We may be tempted to shrug this off — the new acting commissioner is a well-respected longtime employee of the bureau and the cadre of career professionals at the BLS this week is the same as last week — but this abrupt termination doubtless sets a chilling precedent, albeit one as yet poorly understood. Think of how the disappearance of the sun from our solar system, banished at the snap of the fingers of a trickster god, would not be felt for eight minutes, owing to field propagation delays. So, too, are the effects belatedly felt in large organizations when key players and cultural cornerstones suddenly cease to be. Worse still, imagine how long it might take to assess the damage to an organization operating in a technical realm exhibiting a high degree of bi-temporality, one where a huge delay exists between reality and your lagging understanding of it.
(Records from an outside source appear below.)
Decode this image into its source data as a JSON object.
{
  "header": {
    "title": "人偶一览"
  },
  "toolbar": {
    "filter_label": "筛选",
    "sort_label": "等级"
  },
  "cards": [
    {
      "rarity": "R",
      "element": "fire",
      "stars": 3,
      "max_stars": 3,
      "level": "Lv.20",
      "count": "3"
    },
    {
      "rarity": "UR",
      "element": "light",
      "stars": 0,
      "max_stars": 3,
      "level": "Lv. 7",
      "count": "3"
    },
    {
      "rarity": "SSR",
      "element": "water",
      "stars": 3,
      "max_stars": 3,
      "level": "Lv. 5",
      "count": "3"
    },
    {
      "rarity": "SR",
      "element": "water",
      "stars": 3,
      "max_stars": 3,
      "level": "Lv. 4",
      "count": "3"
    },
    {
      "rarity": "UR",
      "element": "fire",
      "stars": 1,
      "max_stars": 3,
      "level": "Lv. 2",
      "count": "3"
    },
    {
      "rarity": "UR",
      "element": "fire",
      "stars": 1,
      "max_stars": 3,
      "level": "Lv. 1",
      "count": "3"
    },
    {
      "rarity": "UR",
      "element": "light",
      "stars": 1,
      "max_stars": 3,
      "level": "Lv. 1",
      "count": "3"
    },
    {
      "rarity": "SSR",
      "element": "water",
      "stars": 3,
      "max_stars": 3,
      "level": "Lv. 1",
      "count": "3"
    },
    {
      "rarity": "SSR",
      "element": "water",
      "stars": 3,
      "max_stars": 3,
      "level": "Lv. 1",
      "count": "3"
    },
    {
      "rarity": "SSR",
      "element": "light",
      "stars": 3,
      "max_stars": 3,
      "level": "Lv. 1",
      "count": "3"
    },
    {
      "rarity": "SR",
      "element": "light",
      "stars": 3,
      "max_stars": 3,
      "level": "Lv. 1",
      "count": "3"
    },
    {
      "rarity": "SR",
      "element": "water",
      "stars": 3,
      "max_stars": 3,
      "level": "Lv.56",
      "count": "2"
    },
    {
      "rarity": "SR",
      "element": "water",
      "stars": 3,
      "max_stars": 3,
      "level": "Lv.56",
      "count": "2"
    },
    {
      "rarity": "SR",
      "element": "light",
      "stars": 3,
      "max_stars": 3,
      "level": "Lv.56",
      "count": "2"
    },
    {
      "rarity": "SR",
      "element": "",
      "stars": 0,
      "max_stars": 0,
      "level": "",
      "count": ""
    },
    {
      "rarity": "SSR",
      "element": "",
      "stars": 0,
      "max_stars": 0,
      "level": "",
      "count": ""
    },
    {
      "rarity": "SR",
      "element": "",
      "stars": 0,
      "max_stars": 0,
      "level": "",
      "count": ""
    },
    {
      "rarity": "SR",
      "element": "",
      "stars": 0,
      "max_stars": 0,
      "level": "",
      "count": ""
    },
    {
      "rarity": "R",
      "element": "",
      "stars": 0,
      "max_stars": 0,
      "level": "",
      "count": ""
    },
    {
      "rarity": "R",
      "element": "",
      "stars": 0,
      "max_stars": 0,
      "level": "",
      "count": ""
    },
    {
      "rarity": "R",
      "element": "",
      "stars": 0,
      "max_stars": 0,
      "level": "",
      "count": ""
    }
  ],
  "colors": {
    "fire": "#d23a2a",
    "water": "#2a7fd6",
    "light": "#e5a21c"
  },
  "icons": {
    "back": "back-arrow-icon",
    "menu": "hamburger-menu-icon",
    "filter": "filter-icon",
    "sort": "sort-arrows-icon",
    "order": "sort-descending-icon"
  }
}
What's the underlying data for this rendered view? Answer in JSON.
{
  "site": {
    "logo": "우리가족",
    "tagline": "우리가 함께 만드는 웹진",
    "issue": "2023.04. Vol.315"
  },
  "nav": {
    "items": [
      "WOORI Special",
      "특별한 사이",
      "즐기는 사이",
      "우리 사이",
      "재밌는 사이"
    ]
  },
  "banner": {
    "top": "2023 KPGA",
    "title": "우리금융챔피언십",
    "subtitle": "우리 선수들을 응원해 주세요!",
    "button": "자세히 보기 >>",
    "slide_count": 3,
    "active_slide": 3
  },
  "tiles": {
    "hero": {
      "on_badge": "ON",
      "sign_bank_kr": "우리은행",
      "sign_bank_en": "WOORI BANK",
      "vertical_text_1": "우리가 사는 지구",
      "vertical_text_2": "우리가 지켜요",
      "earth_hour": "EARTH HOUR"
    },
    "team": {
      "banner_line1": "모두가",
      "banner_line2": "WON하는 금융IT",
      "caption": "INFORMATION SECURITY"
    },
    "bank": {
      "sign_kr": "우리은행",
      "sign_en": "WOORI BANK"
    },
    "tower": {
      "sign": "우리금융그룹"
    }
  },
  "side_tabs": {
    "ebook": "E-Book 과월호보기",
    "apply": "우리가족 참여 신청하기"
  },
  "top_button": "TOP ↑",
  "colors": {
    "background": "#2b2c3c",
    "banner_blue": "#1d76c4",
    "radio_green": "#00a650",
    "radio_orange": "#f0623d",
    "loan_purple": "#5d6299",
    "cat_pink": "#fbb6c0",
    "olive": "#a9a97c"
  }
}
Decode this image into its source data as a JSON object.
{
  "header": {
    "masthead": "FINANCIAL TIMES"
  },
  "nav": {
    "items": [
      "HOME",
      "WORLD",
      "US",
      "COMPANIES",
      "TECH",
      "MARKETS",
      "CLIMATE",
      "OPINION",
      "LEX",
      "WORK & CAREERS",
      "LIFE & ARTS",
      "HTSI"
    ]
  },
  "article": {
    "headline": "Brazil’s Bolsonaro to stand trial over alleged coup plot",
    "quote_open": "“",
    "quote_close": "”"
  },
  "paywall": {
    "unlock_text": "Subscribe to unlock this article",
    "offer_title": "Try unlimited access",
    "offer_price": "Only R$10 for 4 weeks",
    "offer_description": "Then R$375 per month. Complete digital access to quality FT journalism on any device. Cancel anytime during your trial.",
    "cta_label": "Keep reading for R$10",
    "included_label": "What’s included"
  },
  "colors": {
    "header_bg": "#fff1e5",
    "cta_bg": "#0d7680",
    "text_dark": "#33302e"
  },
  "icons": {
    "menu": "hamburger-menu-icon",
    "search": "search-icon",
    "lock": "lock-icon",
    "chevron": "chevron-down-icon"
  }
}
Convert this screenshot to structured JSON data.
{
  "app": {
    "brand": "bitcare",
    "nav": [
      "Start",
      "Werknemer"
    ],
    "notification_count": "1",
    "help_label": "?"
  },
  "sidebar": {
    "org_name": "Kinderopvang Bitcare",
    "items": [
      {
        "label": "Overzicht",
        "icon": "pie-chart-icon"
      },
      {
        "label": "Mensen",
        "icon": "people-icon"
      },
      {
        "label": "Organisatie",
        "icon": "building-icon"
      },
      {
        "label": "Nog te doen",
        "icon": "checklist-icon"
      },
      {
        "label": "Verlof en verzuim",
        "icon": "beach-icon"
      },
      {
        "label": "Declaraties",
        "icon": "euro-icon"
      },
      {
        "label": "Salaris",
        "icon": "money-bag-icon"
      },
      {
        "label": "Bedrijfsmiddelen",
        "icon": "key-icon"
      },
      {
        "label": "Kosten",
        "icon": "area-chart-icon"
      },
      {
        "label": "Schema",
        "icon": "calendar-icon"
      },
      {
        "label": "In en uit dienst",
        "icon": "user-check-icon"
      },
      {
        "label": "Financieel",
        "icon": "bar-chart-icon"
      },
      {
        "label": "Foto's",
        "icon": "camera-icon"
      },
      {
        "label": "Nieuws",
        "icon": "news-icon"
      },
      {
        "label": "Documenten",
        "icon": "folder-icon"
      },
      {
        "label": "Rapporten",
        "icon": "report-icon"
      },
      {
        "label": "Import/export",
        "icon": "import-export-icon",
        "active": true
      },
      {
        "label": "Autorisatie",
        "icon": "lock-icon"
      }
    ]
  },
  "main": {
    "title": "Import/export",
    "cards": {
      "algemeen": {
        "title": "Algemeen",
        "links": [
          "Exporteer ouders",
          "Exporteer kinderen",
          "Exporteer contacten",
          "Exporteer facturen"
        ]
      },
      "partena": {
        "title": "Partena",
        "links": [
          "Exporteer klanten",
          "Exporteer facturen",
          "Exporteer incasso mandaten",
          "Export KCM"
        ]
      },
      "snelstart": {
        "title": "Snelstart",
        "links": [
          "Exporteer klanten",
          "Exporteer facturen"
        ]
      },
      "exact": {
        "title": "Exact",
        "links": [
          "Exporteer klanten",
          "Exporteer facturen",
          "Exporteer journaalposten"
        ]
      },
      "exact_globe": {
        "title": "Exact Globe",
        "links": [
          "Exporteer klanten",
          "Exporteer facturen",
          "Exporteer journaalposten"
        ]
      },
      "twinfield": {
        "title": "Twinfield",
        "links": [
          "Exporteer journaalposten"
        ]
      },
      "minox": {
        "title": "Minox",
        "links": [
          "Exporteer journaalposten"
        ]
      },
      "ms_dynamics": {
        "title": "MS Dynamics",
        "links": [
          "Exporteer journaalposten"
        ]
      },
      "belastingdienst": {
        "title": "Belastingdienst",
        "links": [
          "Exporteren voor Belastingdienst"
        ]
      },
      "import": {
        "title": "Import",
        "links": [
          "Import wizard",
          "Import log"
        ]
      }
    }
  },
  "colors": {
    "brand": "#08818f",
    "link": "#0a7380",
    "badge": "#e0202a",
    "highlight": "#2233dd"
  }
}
I fear, to borrow language from Ray Dalio’s tome The Changing World Order, that we have long since transitioned from the “rich and you know it” phase to the subsequent “poor but think you are rich” delusion, now finding ourselves teetering on the precipice of a brutal reckoning, the excruciating “poor and you know it” denouement. There may still be time to right this ship but surely politicizing — and thereby sabotaging — the institutions that underpin third party confidence in our grand experiment is not the way to do it. You can fool some of the people some of the time, and you might even be able to fool all of the people some of the time, but, if history is any guide, then in the fullness of time the bond market will ruthlessly tally all of your sins, and the Iron Bank will not heed your cries of Fake News.